コラム

これからの福祉用具提案 根拠ある複数提示【段差解消機編】(連載12)

これからの福祉用具提案 根拠ある複数提示【段差解消機編】(連載12)

 昨年4月から義務化された福祉用具貸与の「機能や価格帯の異なる複数の商品の提示」。本連載では現場で想定されるケースから、具体的な複数提示の例を解説します。今回のテーマは段差解消機です。

Mさんの事例

 自宅で夫と二人暮らしのMさん(65歳女性・要介護3)は、糖尿病が原因で右足をひざ下15㎝で切断しました。家の中は自走式車いすで移動しています。また持ち上げ型歩行器を使って立ち座りの練習や義足を着けて数メートルの歩行訓練も行っています。家から出るのは夫に付き添ってもらって行く月1回の通院だけです。Mさんの希望は、車いすを利用して一人で外に出かけて買い物などを楽しむこと。住環境は、玄関は十分広く、上がり框の段差30㎝、リビングと庭の段差が40㎝です。

設置場所などで複数提案

 Mさんのニーズから、選定提案の「福祉用具が必要な理由」は「一人で外出し、買い物などをしたいので段差解消機を利用します」と設定します。段差解消機の選定では、車いすの操作や移乗などの動作が自立しているかと、段差などの住環境に対するアセスメントが特に重要です。Mさんの動作をアセスメントしたところ、ベッドから車いすへの移乗などは問題なさそうです。また自分で段差解消機のリモコン操作ができるかどうかも確認しました。住環境をみると、玄関にも庭にも段差解消機を設置できるスペースがあります。

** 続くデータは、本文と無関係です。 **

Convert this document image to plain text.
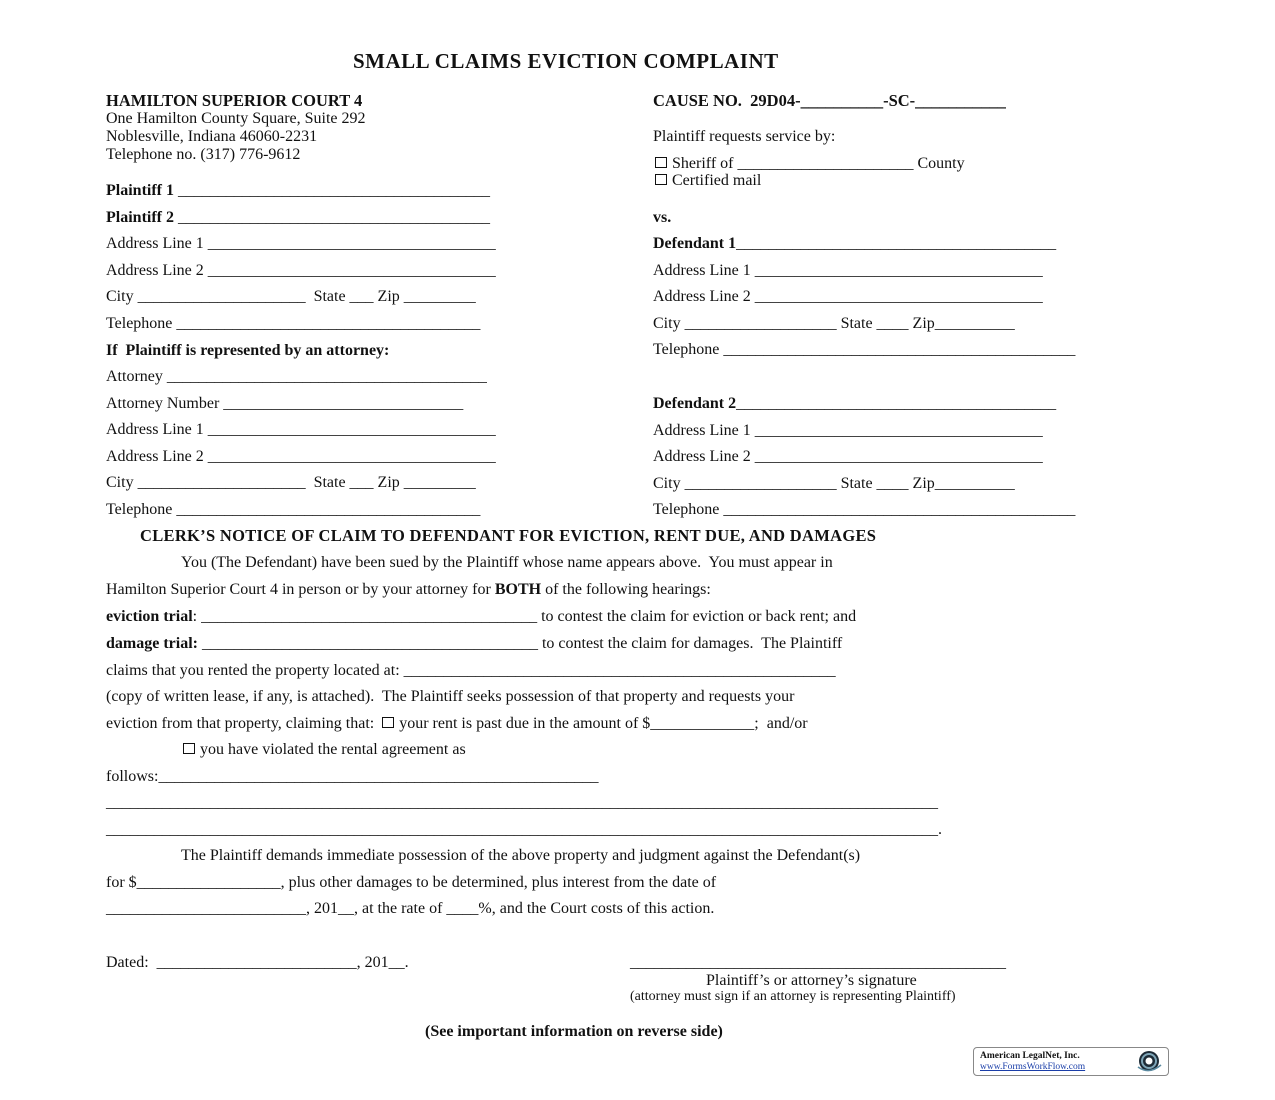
SMALL CLAIMS EVICTION COMPLAINT
HAMILTON SUPERIOR COURT 4
One Hamilton County Square, Suite 292
Noblesville, Indiana 46060-2231
Telephone no. (317) 776-9612
CAUSE NO.  29D04-__________-SC-___________
Plaintiff requests service by:
Sheriff of ______________________ County
Certified mail
Plaintiff 1 _______________________________________
Plaintiff 2 _______________________________________
Address Line 1 ____________________________________
Address Line 2 ____________________________________
City _____________________  State ___ Zip _________
Telephone ______________________________________
If  Plaintiff is represented by an attorney:
Attorney ________________________________________
Attorney Number ______________________________
Address Line 1 ____________________________________
Address Line 2 ____________________________________
City _____________________  State ___ Zip _________
Telephone ______________________________________
vs.
Defendant 1________________________________________
Address Line 1 ____________________________________
Address Line 2 ____________________________________
City ___________________ State ____ Zip__________
Telephone ____________________________________________
Defendant 2________________________________________
Address Line 1 ____________________________________
Address Line 2 ____________________________________
City ___________________ State ____ Zip__________
Telephone ____________________________________________
CLERK’S NOTICE OF CLAIM TO DEFENDANT FOR EVICTION, RENT DUE, AND DAMAGES
You (The Defendant) have been sued by the Plaintiff whose name appears above.  You must appear in
Hamilton Superior Court 4 in person or by your attorney for BOTH of the following hearings:
eviction trial: __________________________________________ to contest the claim for eviction or back rent; and
damage trial: __________________________________________ to contest the claim for damages.  The Plaintiff
claims that you rented the property located at: ______________________________________________________
(copy of written lease, if any, is attached).  The Plaintiff seeks possession of that property and requests your
eviction from that property, claiming that:  your rent is past due in the amount of $_____________;  and/or
you have violated the rental agreement as
follows:_______________________________________________________
________________________________________________________________________________________________________
________________________________________________________________________________________________________.
The Plaintiff demands immediate possession of the above property and judgment against the Defendant(s)
for $__________________, plus other damages to be determined, plus interest from the date of
_________________________, 201__, at the rate of ____%, and the Court costs of this action.
Dated:  _________________________, 201__.	_______________________________________________
Plaintiff’s or attorney’s signature
(attorney must sign if an attorney is representing Plaintiff)
(See important information on reverse side)
American LegalNet, Inc.
www.FormsWorkFlow.com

 選定提案には、玄関に設置するパターンでは「玄関の上がり框段差(30㎝)に対応でき、玄関土間にも設置できるコンパクトな機種です」、庭に設置するパターンでは「リビングと庭との段差(40㎝)に対応し、庭から門まで移動しやすいよう四方向から乗り入れ可能な機種です」としました(表)。また、今回のケースではいす型の昇降リフトも提案できそうです。いすに座ったまま、電動昇降、座面回転し、上がり框の段差を超えることができます。選定提案は「玄関土間に設置し、屋内用車いす、屋外用車いすへの移乗ができるいす型昇降リフトです」とします。

 これらの複数案を示し、Mさんに生活上、一番利便性が高いパターンを選んでもらうようにしましょう。この際、庭に設置した場合はリビングの外から施錠できる鍵が必要になったり、庭に電源がなければそれも必要になったりと、具体的に設置後、使用するイメージを利用者・家族が持てるよう説明しなくてはいけません。段差解消機は生活範囲の維持拡大に繋がるとても有用な福祉用具です。生活範囲を広げる視点から目標設定することで、利用者のQOL向上に繋がることを意識して支援していきましょう。